Oslo Road boat ramp, act 24

 

GUEST COMMENTARY

LYNNE LARKIN

Lynne Larkin
Lynne Larkin

You can’t kill it, you can’t reason with it, you can’t even fully understand it, but the great OSLO BOAT RAMP proposal is back.  Like a large, amorphous clog of toxic blue-green algae come to life, every time you think it’s gone, it pops up in another safe harbor with a new face stuck on its muck.  Like the creature from another famous lagoon, there’s always a sequel.  2011 was the most recent prior Act in this Shakespearean tragedy, but having lost that round, the County entered another request soon after to get the destruction done.

Recently our county commissioners have been attending meetings, rallies, and other gatherings to support saving our precious waterways, most importantly the Indian River Lagoon.  Our U.S. Representative in Congress, Bill Posey, claims to be doing great things for our Lagoon.  We’re all being given big group hugs from our local politicians and unwavering commitment to solve the pollution crisis we face.  Fish kills, toxic algae blooms, dying sea grasses . . . we’ve been re-awakened to the disaster on our shores by dedicated activists and scientists, with the help of good media coverage.  All the local politicians want their faces on that coverage so we think they are on our side.

Those big manatee-loving, ecology-minded elected representatives, bless their hearts, are hugging us all so hard we don’t really feel the dagger slipping in between our shoulder blades while the other hand reaches into our wallets.

U.S. Rep. Bill Posey, R-Rockledge, sent his chief of staff from Washington, D.C., to Vero Beach to successfully pressure the U.S. Fish and Wildlife Service to overturn the prior denial of the county’s requested permit to build the ramp.  Thanks so much, want another hug?

Our County Commissioners have re-submitted a proposal to bypass the scientific and ecological reports, they’ve voted to spend money defending that ramp building proposal in an administrative court hearing, and it was unanimous!!   Not one of our smiling “huggers” dissented.  Briefs have been filed by many of the groups trying to save our waterway, our wildlife, our economy, full of the data, the science, the reasons we need to preserve the best portions while we restore the ones that are much worse.  But the County is going to fight its constituents.

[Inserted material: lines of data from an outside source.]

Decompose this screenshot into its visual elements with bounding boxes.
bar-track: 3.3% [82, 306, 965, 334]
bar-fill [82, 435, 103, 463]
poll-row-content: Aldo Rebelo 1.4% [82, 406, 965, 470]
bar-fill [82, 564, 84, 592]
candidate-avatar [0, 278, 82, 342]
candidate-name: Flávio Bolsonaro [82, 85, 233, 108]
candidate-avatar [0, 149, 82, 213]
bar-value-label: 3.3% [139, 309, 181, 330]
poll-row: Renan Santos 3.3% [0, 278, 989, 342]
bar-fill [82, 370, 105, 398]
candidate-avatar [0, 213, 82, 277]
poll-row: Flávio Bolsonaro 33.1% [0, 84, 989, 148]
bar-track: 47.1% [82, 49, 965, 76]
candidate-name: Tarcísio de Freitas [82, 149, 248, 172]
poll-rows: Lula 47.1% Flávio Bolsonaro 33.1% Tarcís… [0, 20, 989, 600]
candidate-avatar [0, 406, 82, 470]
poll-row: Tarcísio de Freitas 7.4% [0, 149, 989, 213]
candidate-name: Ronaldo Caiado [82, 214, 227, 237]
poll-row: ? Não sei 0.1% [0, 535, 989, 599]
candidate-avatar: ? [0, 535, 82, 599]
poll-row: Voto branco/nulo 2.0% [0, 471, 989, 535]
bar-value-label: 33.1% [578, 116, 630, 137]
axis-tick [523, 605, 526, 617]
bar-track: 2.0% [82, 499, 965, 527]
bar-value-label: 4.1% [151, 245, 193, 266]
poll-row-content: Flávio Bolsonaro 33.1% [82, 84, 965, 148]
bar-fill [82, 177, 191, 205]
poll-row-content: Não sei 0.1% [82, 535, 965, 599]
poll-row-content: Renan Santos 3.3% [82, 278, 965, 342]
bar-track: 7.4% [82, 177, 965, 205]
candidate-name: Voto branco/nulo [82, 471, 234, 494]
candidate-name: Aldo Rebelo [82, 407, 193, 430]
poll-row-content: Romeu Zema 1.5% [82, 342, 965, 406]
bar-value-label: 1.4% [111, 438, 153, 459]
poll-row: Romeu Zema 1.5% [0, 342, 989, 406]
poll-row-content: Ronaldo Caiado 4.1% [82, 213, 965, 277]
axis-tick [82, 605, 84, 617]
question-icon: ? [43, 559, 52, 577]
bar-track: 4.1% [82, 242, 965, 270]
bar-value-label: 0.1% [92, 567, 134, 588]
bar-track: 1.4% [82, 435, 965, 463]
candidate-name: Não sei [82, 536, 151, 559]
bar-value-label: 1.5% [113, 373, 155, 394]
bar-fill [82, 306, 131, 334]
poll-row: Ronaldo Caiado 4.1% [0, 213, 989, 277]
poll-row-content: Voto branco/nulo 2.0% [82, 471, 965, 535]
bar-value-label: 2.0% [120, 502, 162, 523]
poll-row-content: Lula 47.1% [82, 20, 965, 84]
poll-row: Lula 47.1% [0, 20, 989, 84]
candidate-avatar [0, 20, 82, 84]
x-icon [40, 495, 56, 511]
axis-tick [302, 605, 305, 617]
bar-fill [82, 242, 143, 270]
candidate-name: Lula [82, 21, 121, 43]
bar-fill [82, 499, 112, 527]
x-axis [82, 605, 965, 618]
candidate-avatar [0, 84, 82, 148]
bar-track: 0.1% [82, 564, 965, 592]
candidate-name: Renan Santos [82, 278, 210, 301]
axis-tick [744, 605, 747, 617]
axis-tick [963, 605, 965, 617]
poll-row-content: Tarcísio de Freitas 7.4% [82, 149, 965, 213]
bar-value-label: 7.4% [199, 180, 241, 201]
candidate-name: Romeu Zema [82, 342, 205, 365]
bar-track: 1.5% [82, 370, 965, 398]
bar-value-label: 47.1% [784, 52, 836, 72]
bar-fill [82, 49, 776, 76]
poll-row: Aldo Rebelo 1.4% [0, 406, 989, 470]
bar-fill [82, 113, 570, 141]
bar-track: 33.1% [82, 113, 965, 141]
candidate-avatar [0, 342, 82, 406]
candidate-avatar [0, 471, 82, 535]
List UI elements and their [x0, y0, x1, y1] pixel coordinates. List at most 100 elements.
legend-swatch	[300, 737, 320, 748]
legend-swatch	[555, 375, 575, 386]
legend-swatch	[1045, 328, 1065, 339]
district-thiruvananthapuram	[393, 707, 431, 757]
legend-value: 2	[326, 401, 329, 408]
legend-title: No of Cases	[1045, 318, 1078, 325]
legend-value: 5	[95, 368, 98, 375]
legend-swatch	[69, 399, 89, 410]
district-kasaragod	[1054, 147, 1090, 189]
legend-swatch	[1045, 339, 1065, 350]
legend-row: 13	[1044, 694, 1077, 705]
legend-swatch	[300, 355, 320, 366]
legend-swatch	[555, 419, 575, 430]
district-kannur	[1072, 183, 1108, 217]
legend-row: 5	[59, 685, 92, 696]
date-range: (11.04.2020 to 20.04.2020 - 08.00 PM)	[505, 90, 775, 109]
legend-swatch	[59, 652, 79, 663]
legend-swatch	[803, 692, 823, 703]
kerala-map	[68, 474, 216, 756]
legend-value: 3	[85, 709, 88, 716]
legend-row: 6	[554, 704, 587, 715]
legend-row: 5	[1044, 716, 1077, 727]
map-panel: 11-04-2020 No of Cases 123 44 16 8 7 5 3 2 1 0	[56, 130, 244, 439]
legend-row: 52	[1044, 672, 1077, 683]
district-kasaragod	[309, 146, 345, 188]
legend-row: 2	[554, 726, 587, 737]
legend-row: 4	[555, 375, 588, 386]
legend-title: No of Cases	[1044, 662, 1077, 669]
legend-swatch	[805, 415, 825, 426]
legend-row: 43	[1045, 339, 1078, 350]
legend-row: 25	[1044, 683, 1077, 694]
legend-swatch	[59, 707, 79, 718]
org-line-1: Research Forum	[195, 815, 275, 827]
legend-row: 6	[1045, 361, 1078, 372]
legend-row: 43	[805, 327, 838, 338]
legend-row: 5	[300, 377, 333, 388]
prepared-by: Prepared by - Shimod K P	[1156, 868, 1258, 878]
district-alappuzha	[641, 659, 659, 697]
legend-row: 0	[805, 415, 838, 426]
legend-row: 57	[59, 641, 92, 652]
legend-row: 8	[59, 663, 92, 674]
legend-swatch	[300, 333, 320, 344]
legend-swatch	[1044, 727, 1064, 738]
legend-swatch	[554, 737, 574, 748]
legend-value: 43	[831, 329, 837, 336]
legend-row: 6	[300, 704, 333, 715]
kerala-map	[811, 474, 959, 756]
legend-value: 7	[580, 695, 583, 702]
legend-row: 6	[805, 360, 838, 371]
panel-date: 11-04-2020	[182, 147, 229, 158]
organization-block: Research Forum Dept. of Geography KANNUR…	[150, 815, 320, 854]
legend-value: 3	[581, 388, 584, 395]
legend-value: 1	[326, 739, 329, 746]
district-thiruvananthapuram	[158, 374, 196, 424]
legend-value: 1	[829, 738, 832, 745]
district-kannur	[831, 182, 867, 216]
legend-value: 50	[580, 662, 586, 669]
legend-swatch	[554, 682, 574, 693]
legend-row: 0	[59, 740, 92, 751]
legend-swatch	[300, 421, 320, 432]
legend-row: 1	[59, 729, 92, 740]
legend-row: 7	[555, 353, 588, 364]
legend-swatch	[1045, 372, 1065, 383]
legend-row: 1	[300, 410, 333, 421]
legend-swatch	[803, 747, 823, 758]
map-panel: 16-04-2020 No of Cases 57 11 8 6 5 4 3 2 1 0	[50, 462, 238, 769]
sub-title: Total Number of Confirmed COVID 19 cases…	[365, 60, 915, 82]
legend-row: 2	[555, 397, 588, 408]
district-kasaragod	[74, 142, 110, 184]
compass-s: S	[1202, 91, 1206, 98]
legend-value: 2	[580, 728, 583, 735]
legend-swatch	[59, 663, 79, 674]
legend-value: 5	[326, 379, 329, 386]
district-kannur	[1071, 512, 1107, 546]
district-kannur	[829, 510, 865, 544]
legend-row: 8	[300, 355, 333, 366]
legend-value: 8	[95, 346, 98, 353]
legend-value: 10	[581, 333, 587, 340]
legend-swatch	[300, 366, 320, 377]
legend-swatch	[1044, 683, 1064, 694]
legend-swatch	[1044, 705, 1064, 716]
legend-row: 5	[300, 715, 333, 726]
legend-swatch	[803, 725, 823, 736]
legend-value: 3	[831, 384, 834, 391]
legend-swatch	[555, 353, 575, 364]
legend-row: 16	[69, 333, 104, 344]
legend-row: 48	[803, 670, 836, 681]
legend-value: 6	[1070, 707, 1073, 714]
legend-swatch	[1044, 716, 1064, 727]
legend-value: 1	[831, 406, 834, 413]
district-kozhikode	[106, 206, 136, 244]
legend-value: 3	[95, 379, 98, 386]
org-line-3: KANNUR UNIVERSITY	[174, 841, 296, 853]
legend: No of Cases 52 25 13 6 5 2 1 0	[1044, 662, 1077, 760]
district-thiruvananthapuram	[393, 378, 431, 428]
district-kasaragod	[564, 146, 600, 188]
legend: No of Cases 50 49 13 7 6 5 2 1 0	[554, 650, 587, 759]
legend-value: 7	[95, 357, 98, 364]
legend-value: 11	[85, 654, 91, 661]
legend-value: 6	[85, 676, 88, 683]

Another note:  There are surplus funds up in Tallahassee, but you don’t see Thad Altman or Debby Mayfield fighting to put them into Lagoon projects.  If we do get any funds, let’s see where they end up.  The politicians can name it a “lagoon project” and say spending money to “improve” the ramp fits the definition.  They could give money to someone who makes boat trailers, saying it helps keep better equipment on the water.  And all the while the politicians send out press releases on all the “good” they are doing for our waterways.

So next week, before a judge from Tallahassee, appointed with the support of anti-environmental business interests, the fate of our Lagoon once again is at risk.  Even though there are better options, even though it’s been denounced for years, we still have to fight.

The political machine in Florida is being run on private dollars from very big money donors.  That machine not only elects politicians, big and small, but also helps frame our judiciary, our oversight bodies, everything in the equation.  The hearing will be May 6.  And your tax dollars are going toward getting that disaster built, killing sea grass, endangering manatees, adding more pollution to an area that most needs protecting.

No matter how much science you set out, there is no stopping them.  We can hope that this isn’t the final Act.  The effort to tear up a precious and protected piece of our Indian River Lagoon, we have to stay on target.  It keeps coming back to life.

 

2 comments

  1. I remember attending a County Commissioners meeting and hearing folks like Charlie Searcy and others plead for that boat ramp…..as though it is every mariner’s right to extinguish the flora and fauna in and near any body of water for their own pleasure. They will poke and prod until we all cry “Uncle”….or somebody gets an extra bonus in their campaign funds. Sorry, this isn’t making me very happy either.

  2. Lynn Larkin may not have intended to voice support for the Seven50 agenda but the course of action that she wants is exactly why our “leaders” were foolish to vote against participation in an organization chartered to meet the legitimate needs of multiple jurisdictions. It is issues like the protection of the Indian River Lagoon that warrant a much wider perspective than can be obtained by only dealing at the county level.

    Unfortunately there is ZERO evidence that either Debbie Mayfield or Bill Posey have done anything beneficial for this community since they were elected to their positions of responsibility.

    If there are indeed surplus funds in Tallahassee, then there is no excuse to not doing as other states are doing and increasing funding for Medicaid.